Comment by ryao

2 months ago

> ROCm isn't part of AMD drivers, its a software library that helps you support legacy compute APIs and stuff in the BLAS/GEMM/LAPACK end of things.

AMD says otherwise:

> AMD ROCm™ is an open software stack including drivers, development tools, and APIs that enable GPU programming from low-level kernel to end-user applications.

https://www.amd.com/en/products/software/rocm.html

The issues involving AMD hardware not only applied to the drivers, but to the firmware below the drivers:

https://www.tomshardware.com/pc-components/gpus/amds-lisa-su...

Tinygrad’s software looks like a userland driver:

https://github.com/tinygrad/tinygrad/blob/master/tinygrad/ru...

It loads various firmware blobs, manages part of the initialization process, manages memory, writes to registers, etcetera. These are all things a driver does.

AMD is extremely bad at communications. The driver already contains everything ROCm requires to talk to the GPU, and ROCm itself is only a SDK that contains runtimes, libraries, and compilers.

This part of TinyGrad is not a driver, however it tries to hijack the process to do part of that task. You cannot boot the system with this, and it does not replace any part of the Mesa/DRI/DRM/KMS/etc stack. It does reinitialize the hardware with a different firmware, which might be why you think this is a driver.

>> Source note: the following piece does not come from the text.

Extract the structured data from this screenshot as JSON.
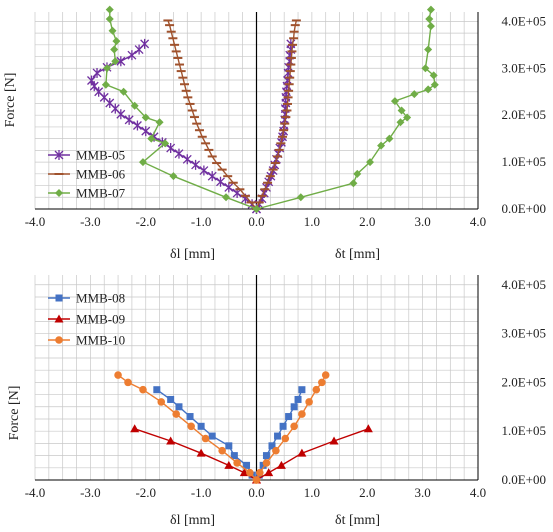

  • I consider it to be a driver, or at least part of one. Userspace drivers exist. Graphic drivers originally were entirely in userspace, until portions of them were moved into the kernel for kernel mode setting and DRM. These days, graphics drivers themselves have both kernel mode and user mode components. The shader compiler for example would be a user mode component.

    • I'm aware. One of the biggest things in fixing the Linux desktop was no longer needing drivers in the Xserver and needing it to be suid root.

      What was linked is written in Python. Nothing in Python is ever going to be a userland driver.

      1 reply →

https://community.amd.com/t5/ai/what-s-new-in-amd-rocm-6-4-b...

ROCm 6.4 software introduces the Instinct GPU Driver, a modular driver architecture that separates the kernel driver from ROCm user space.

  • They were doing this before, the difference with this is, the version of ROCm you use is locked to the driver versions that are supported, which is a very narrow range.

    With this new thing, the backend API is now formalized and easier to support wider range of difference.